Pour sa thèse de doctorat à l'institut des sciences végétales de l'EPF Zurich (groupe du prof. Peter Stamp), Michael Bannert a étudié la dispersion du pollen chez le maïs dans un climat alpin comme on le trouve en Suisse. Pour cela, il s'est servi d'une astuce génétique qui permet de simuler la transmission de pollen de maïs transgénique sur des champs de maïs avoisinants, sans employer des variétés génétiquement modifiées. Il a utilisé une variété de maïs à grains blancs comme récepteur de pollen. Si ce maïs blanc est fécondée par du pollen de maïs classique, on retrouve alors des grains jaunes - on peut donc en déduire, selon leur nombre, le degré de pollinisation venant de champs avoisinants.
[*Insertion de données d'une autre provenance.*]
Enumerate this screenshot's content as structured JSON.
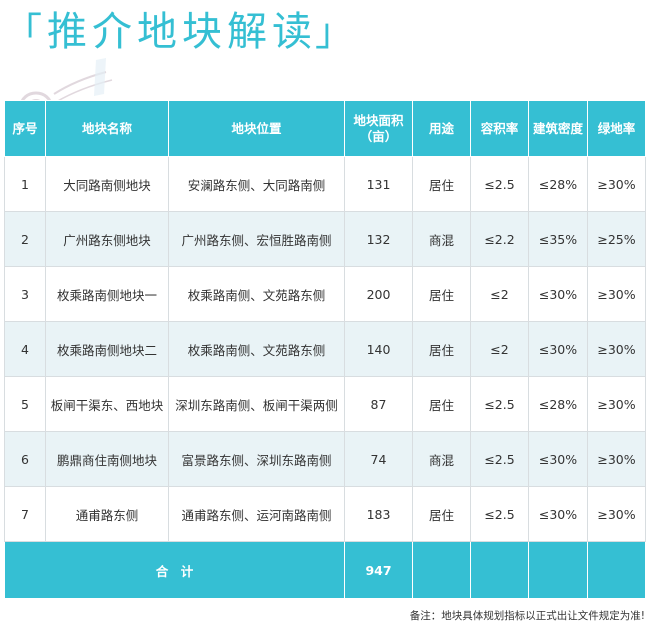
{
  "header": {
    "bracket_open": "「",
    "title": "推介地块解读",
    "bracket_close": "」"
  },
  "table": {
    "columns": [
      "序号",
      "地块名称",
      "地块位置",
      "地块面积\n（亩）",
      "用途",
      "容积率",
      "建筑密度",
      "绿地率"
    ],
    "rows": [
      [
        "1",
        "大同路南侧地块",
        "安澜路东侧、大同路南侧",
        "131",
        "居住",
        "≤2.5",
        "≤28%",
        "≥30%"
      ],
      [
        "2",
        "广州路东侧地块",
        "广州路东侧、宏恒胜路南侧",
        "132",
        "商混",
        "≤2.2",
        "≤35%",
        "≥25%"
      ],
      [
        "3",
        "枚乘路南侧地块一",
        "枚乘路南侧、文苑路东侧",
        "200",
        "居住",
        "≤2",
        "≤30%",
        "≥30%"
      ],
      [
        "4",
        "枚乘路南侧地块二",
        "枚乘路南侧、文苑路东侧",
        "140",
        "居住",
        "≤2",
        "≤30%",
        "≥30%"
      ],
      [
        "5",
        "板闸干渠东、西地块",
        "深圳东路南侧、板闸干渠两侧",
        "87",
        "居住",
        "≤2.5",
        "≤28%",
        "≥30%"
      ],
      [
        "6",
        "鹏鼎商住南侧地块",
        "富景路东侧、深圳东路南侧",
        "74",
        "商混",
        "≤2.5",
        "≤30%",
        "≥30%"
      ],
      [
        "7",
        "通甫路东侧",
        "通甫路东侧、运河南路南侧",
        "183",
        "居住",
        "≤2.5",
        "≤30%",
        "≥30%"
      ]
    ],
    "total_label": "合　计",
    "total_area": "947"
  },
  "note": "备注：地块具体规划指标以正式出让文件规定为准!",
  "colors": {
    "accent": "#35bfd3",
    "row_alt": "#e9f3f6"
  }
}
Des essais en plein champ, effectués dans une région vallonnée du canton de Zurich, ont démontré que le pollen du champ de maïs jaune, directement avoisinant, était clairement présent dans le premier mètre du champ de maïs blanc. La présence de maïs jaune diminuait fortement plus on pénétrait dans le champ de maïs blanc; à partir d'une distance de 15m, la présence ne dépassait pratiquement nulle part 0,9%. Sur de courtes distances, on a clairement remarqué les effets de la direction du vent et du moment de la floraison: si ce dernier varie de plus de quelques jours entre les champs, le taux de pollinisation étrangère diminue considérablement.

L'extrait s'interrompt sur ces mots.